There is a strong anti-intellectual sentiment that exists in many churches. Some people without education assume that education is the enemy. It is not. Pride that always accompanies knowledge is the enemy. A resentment, however, can seep in when the pastor is seen, whether he is guilty of this or not, as a kind of college-boy, fresh out of the seminary box and a mile and a half above his brightest parishioner. For these people, the enemy is not the pride that accompanies knowledge; it is knowledge. They are wrong. Intellect is part of the Imago Dei and it is a glorious thing. We can imagine the Apostle Paul encouraging the young seminarian, ‘Let no one depsise you because of your education.’
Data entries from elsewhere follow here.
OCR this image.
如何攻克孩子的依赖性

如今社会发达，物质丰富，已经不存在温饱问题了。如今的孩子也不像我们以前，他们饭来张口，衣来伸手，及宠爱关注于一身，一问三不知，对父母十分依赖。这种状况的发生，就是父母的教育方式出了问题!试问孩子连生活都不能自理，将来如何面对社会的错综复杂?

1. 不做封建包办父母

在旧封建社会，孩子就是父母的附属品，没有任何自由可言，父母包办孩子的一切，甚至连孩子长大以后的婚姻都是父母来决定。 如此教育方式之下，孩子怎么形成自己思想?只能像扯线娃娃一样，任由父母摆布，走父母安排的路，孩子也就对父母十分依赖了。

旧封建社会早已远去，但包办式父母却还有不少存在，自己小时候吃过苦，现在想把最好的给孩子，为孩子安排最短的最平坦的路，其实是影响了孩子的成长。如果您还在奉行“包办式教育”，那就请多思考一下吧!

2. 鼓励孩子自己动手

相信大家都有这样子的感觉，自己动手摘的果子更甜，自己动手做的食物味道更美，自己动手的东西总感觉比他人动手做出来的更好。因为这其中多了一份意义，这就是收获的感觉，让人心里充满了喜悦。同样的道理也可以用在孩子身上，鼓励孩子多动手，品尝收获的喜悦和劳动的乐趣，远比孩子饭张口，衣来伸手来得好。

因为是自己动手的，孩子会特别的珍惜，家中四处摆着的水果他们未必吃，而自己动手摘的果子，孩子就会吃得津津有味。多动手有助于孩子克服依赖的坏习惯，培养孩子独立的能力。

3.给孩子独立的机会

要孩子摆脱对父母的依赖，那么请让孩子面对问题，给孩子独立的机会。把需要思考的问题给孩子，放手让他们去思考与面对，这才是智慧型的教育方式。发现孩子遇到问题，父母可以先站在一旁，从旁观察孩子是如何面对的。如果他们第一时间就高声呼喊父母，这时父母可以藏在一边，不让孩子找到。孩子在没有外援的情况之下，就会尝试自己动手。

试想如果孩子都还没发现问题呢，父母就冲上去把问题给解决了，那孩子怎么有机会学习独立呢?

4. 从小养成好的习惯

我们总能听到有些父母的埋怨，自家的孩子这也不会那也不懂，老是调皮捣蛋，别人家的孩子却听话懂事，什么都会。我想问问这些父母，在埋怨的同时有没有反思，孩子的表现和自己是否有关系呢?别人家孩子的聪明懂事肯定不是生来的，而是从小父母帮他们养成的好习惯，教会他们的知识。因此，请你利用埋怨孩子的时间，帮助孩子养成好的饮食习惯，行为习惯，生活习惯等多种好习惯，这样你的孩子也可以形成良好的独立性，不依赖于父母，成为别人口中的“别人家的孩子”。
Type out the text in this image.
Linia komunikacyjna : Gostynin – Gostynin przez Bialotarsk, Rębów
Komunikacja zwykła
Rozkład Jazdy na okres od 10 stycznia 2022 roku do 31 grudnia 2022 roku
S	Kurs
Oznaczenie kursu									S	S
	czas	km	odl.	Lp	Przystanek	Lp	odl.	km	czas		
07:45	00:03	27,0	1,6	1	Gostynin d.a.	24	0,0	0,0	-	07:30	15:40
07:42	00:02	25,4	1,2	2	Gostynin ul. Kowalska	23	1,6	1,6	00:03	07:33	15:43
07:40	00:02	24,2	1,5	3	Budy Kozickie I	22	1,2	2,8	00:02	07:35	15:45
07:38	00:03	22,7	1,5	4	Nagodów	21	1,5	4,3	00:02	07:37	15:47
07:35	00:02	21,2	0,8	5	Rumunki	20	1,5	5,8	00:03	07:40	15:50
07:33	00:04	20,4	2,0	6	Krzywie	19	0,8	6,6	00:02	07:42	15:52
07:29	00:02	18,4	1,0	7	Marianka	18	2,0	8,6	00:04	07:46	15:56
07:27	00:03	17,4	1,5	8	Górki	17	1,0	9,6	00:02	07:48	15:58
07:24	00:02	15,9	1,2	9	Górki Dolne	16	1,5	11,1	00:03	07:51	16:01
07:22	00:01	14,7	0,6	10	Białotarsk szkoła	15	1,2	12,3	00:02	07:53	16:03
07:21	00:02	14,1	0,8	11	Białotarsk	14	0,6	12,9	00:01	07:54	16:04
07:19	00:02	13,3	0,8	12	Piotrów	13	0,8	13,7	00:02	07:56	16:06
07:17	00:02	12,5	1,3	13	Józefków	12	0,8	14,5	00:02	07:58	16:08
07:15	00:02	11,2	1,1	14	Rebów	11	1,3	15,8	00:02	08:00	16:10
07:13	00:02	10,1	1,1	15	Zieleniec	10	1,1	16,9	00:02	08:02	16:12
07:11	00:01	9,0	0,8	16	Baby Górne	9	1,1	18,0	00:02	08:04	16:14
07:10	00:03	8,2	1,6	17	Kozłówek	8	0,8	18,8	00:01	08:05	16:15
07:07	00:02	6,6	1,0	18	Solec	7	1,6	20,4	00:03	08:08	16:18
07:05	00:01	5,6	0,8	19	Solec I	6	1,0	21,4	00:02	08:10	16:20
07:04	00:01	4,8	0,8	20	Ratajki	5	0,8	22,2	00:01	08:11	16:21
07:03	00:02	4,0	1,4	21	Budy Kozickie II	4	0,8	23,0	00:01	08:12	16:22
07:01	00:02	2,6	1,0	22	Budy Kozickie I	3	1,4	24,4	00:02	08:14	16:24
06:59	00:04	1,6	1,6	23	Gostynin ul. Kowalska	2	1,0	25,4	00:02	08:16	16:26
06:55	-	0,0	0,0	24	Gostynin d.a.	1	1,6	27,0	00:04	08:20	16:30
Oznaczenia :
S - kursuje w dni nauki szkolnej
There is a breed of men, however, who will turn red in the face and scream across the table at one another over whether the presbytery or the congregation has the right to hold the pastor’s membership. There are young men who win arguments by introducing a little Greek into the conversation. There are theologians who love to dwell in esoterica, living, moving, and having their being amongst the Agnoetae and the Muggletonians. It is a given that this kind of intellectualism should be rejected. What needs clarification is that good men spending hours in their study in order to execute a faithful exegesis on the forthcoming Lord’s Day may also be guilty of an intellectualism worthy of repudiation. They are not preaching their take on any given verse. They are feeding the flock in the expectation that their weight and vitality increase in time for slaughter.
In Boethius’ The Consolation of Philosophy, he casts a description of the woman, Philosophy, having pi and theta woven into the hem of her garment. This is to show the necessary connection between practical and theoretical philosophy, the two forming a ladder or better yet a double helix of ascent. Over a thousand years later, Petrus van Mastricht would attempt a very similar marriage of the practical and the theoretical with his monumental work, Theoretical-Practical Theology. The concern of both men was that truth not be thought of as a bird that never alights. Truth must touch the ground or we could not know it as truth. Preachers of the Word must be shepherds of souls, penned in bodies, governed by the Spirit’s wielding of the Holy Scriptures. We are not idea men. We are men who eat and digest ideas, leaving imprints of their applications to be judged not only by Christ on that final day, but even now by those who know the truth.